Cloning Quantum Channels

Abstract

We consider the problem of deterministically cloning quantum channels with respect to the best attainable rate and the highest quality, so-called optimal cloning. We demonstrate that cloning quantum states is, in-fact, equivalent to cloning the trash-and-replace channel and therefore the former is a special case of the more general problem. By appealing to higher-order quantum operations (quantum processes) we construct a unified framework to deal with the most general cloning tasks and establish necessary conditions for a family of channels to exhibit super-replication -- a quadratic cloning rate with vanishing error. We find that noisy phase-gate channels satisfy these conditions, and we construct the explicit super-replicating process for the task. Conversely, we find that the criteria are not met by the full set of noisy unitary gates; classical noise channels; or amplitude damping channels, whose respective cloning rates are at most linear. In this paradigm, we not only derive new results, but also refigure known ones.
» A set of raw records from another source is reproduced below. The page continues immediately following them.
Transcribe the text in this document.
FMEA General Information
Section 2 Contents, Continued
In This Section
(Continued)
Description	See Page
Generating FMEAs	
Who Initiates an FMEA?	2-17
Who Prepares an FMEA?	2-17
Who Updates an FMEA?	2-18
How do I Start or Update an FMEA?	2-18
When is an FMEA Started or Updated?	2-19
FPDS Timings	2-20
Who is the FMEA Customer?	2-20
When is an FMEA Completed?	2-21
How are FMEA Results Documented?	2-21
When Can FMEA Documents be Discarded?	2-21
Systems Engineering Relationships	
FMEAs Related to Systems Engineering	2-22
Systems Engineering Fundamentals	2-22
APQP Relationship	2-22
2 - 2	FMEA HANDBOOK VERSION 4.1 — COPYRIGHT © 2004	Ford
We derive a strong converse for state cloning, and for unitary channels we construct an alternative super-replication process to that of D\"ur et al. [PRL 114, 120503 (2015)] and Chiribella et al. [PRL 114, 120504 (2015)] based on a measure-and-prepare process, which allows us to establish a direct connection between optimal channel cloning and Bayesian channel estimation. Finally we give an SDP algorithm to search for optimal cloning processes and study the advantage of coherent vs measure-and-prepare protocols on concrete examples.